Marc Henry, Grand Maître de la Grande Loge de France (GLDF), fait régulièrement face aux accusations conspirationnistes qui planent sur la franc-maçonnerie, du complot judéo-maçonnique au financement de Daesh. C’est dans ce contexte de crise post-Charlie que l’ancien psychologue et journaliste a accepté de répondre, en marge de la conférence qu’il a donnée jeudi 23 avril pendant la Nuit de l’Amitié, aux questions qui agitent notre société d’aujourd’hui et de demain.
Dans une interview récente, vous avez affirmé « qu’il se passe aujourd’hui des choses qu’on n’a pas vues depuis les années 40 ». De quoi parliez-vous ?
Je parle de l’antisémitisme et de l’anti-maçonnisme. Nous avons récemment reçu la garde des Sceaux Christiane Taubira et nous avons eu le droit à des tags qui disaient « non à la république maçon…nique ».
Une étude qui vient d’être publiée révèle que les entreprises font face à une hausse des revendications religieuses de la part de leurs salariés et des cas conflictuels, même s’ils restent minoritaires.
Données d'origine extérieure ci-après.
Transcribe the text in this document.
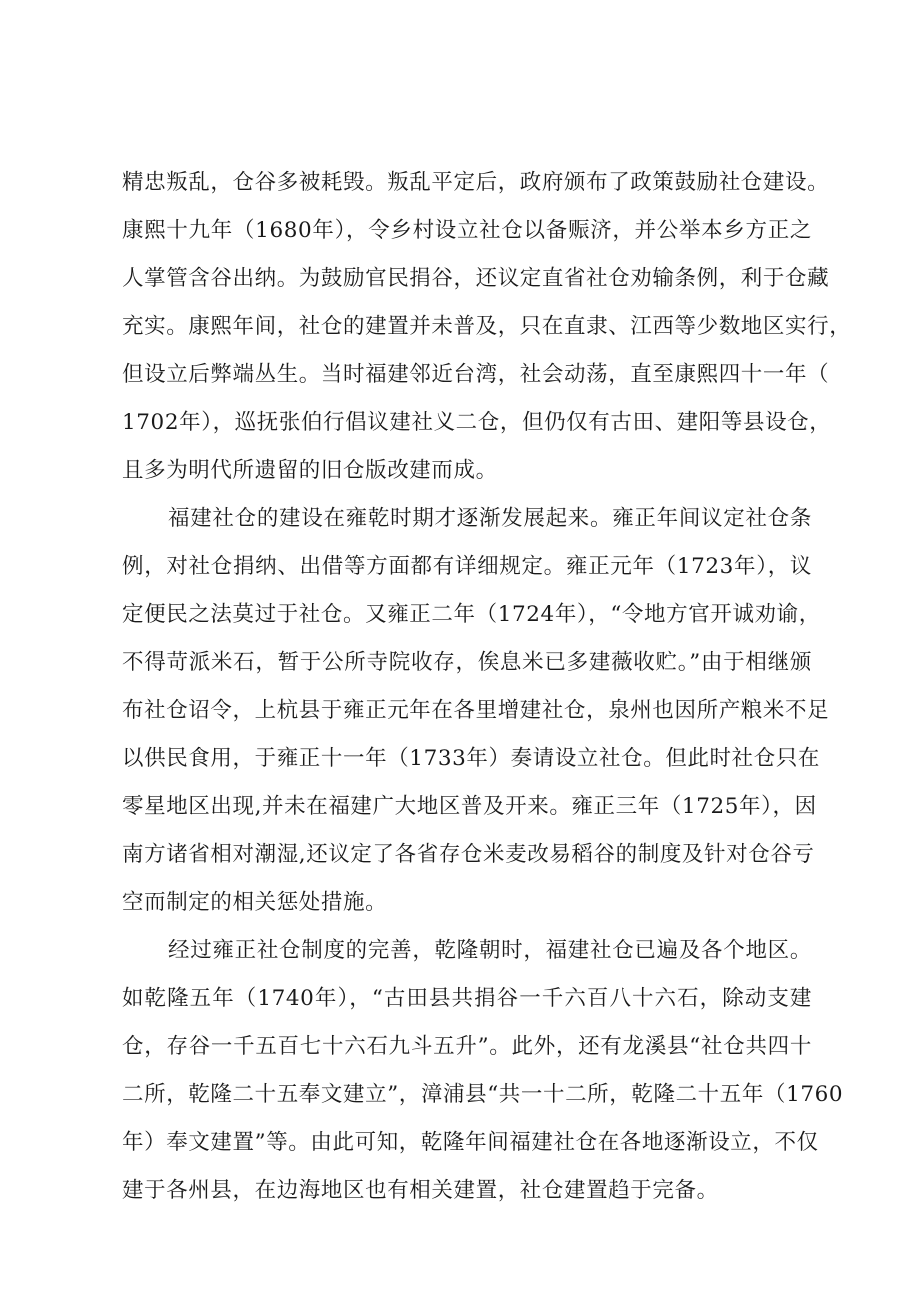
精忠叛乱，仓谷多被耗毁。叛乱平定后，政府颁布了政策鼓励社仓建设。
康熙十九年（1680年），令乡村设立社仓以备赈济，并公举本乡方正之
人掌管含谷出纳。为鼓励官民捐谷，还议定直省社仓劝输条例，利于仓藏
充实。康熙年间，社仓的建置并未普及，只在直隶、江西等少数地区实行，
但设立后弊端丛生。当时福建邻近台湾，社会动荡，直至康熙四十一年（
1702年），巡抚张伯行倡议建社义二仓，但仍仅有古田、建阳等县设仓，
且多为明代所遗留的旧仓版改建而成。
福建社仓的建设在雍乾时期才逐渐发展起来。雍正年间议定社仓条
例，对社仓捐纳、出借等方面都有详细规定。雍正元年（1723年），议
定便民之法莫过于社仓。又雍正二年（1724年），“令地方官开诚劝谕，
不得苛派米石，暂于公所寺院收存，俟息米已多建薇收贮。”由于相继颁
布社仓诏令，上杭县于雍正元年在各里增建社仓，泉州也因所产粮米不足
以供民食用，于雍正十一年（1733年）奏请设立社仓。但此时社仓只在
零星地区出现,并未在福建广大地区普及开来。雍正三年（1725年），因
南方诸省相对潮湿,还议定了各省存仓米麦改易稻谷的制度及针对仓谷亏
空而制定的相关惩处措施。
经过雍正社仓制度的完善，乾隆朝时，福建社仓已遍及各个地区。
如乾隆五年（1740年），“古田县共捐谷一千六百八十六石，除动支建
仓，存谷一千五百七十六石九斗五升”。此外，还有龙溪县“社仓共四十
二所，乾隆二十五奉文建立”，漳浦县“共一十二所，乾隆二十五年（1760
年）奉文建置”等。由此可知，乾隆年间福建社仓在各地逐渐设立，不仅
建于各州县，在边海地区也有相关建置，社仓建置趋于完备。
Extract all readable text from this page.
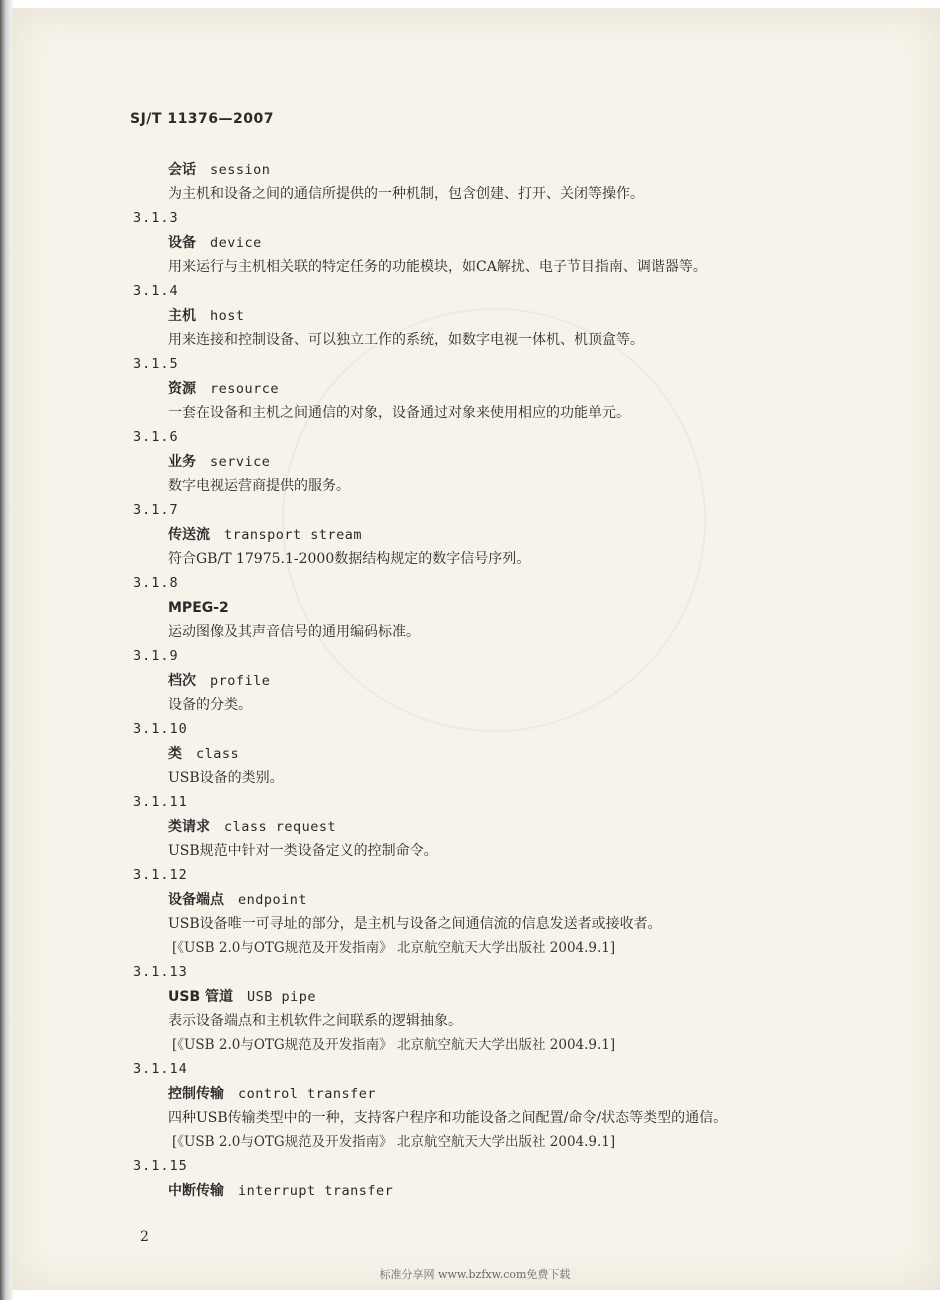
SJ/T 11376—2007
会话 session
为主机和设备之间的通信所提供的一种机制，包含创建、打开、关闭等操作。
3.1.3
设备 device
用来运行与主机相关联的特定任务的功能模块，如CA解扰、电子节目指南、调谐器等。
3.1.4
主机 host
用来连接和控制设备、可以独立工作的系统，如数字电视一体机、机顶盒等。
3.1.5
资源 resource
一套在设备和主机之间通信的对象，设备通过对象来使用相应的功能单元。
3.1.6
业务 service
数字电视运营商提供的服务。
3.1.7
传送流 transport stream
符合GB/T 17975.1-2000数据结构规定的数字信号序列。
3.1.8
MPEG-2
运动图像及其声音信号的通用编码标准。
3.1.9
档次 profile
设备的分类。
3.1.10
类 class
USB设备的类别。
3.1.11
类请求 class request
USB规范中针对一类设备定义的控制命令。
3.1.12
设备端点 endpoint
USB设备唯一可寻址的部分，是主机与设备之间通信流的信息发送者或接收者。
[《USB 2.0与OTG规范及开发指南》 北京航空航天大学出版社 2004.9.1]
3.1.13
USB 管道 USB pipe
表示设备端点和主机软件之间联系的逻辑抽象。
[《USB 2.0与OTG规范及开发指南》 北京航空航天大学出版社 2004.9.1]
3.1.14
控制传输 control transfer
四种USB传输类型中的一种，支持客户程序和功能设备之间配置/命令/状态等类型的通信。
[《USB 2.0与OTG规范及开发指南》 北京航空航天大学出版社 2004.9.1]
3.1.15
中断传输 interrupt transfer
2
标准分享网 www.bzfxw.com免费下载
Comment réagir ?
Le Grand Orient de France (ndlr : obédience maçonnique) pourrait avoir des pistes de réponse sur la question des ports des signes religieux. C’est une question compliquée, chacun pourrait demander que sa religion soit prise en compte, mais à l’arrivée, comment fonctionnent les entreprises ? Ce sont des questions difficiles à gérer dans un pays qui a une histoire dont les pratiques ne sont pas toujours celles qui sont revendiquées.
Au Conseil économique, social et environnemental, j’ai exprimé la réflexion suivante, je ne parle donc qu’en mon nom : « Il faudrait interroger pourquoi certaines personnes ont le besoin de montrer des signes extérieurs de richesse intérieur ».
Qu’est-ce que la laïcité aujourd’hui ?
La laïcité, c’est la séparation de la religion et de l’Etat. La question est : où se trouve la limite ? Prenons l’exemple du voile à l’université. A la Grande Loge, nous observons, nous ne prenons pas parti. D’un coté, l’université pourrait être sanctuarisée, comme l’école, car elle représente le lieu de tous les savoirs où on ne devrait pas arriver avec ses croyances. Mais, d’un autre coté, nous parlons d’étudiants majeurs, qui peuvent réfléchir, penser et donc décider.
J’attends les remontées de divers travaux franc-maçonniques sur la question de la laïcité et peut-être ferons nous un recueil de réflexions, que nous pourrons transmettre aux politiques ou à qui voudra bien les prendre.
Comment expliquer la radicalisation de certains jeunes et la montée des extrémismes ?
Il y a plusieurs raisons à la montée des extrémismes. Notre société européenne n’a plus d’idéal, elle ne met plus en avant que l’argent et le marché et certains jeunes ne se retrouvent pas là-dedans. Le chômage fait sûrement partie de la réponse. La question ce n’est pas « pourquoi » mais « comment » nous en sommes arrivés là. Il y aura toujours des individus qui n’auront pas eu la chance d’avoir un environnement positif et qui auront été poussés dans la radicalisation. Ce sont des victimes aussi.
Dans cette société de l’avoir, dans cette société de consommation, on a perdu l’idéal. Dans les années 40, la construction de l’Europe, c’était un idéal, après la guerre et le nazisme dont on ne voulait plus. Aujourd’hui, les jeunes ont une monnaie unique, il n’y a plus de frontières, ils ne savent pas ce que ça a été. Alors, on fait des enfants, on se marie, mais qu’est-ce qui nous pousse ? Où est l’idéal ? Même s’il est utopique.
Comment éviter les amalgames ?
Par la connaissance de la religion de l’autre. A la Grande Loge, nous acceptons toutes les croyances. J’ai été élevé dans la foi chrétienne, mais j’ai lu le Coran, dans des versions différentes. Nous pouvons retrouver des valeurs communes dans toutes les sagesses du monde : de l’amour et non de la haine.
Sur ces questions, nous avons rencontré l’Observatoire de la laïcité et le Conseil économique, social et environnemental. Éventuellement, nous les recevons aussi, mais pas pour revendiquer, pour échanger.
Comment se comprendre lorsque parfois nous n’avons rien en commun ?
Nous avons tous une chose en commun : notre origine. Nous sommes tous des humains. L’histoire de race n’existe plus, elle n’a pas de sens et nous devrions trouver d’autres mots. Nous avons une mission à accomplir ensemble, pas pour nous, mais pour les enfants et les générations à venir.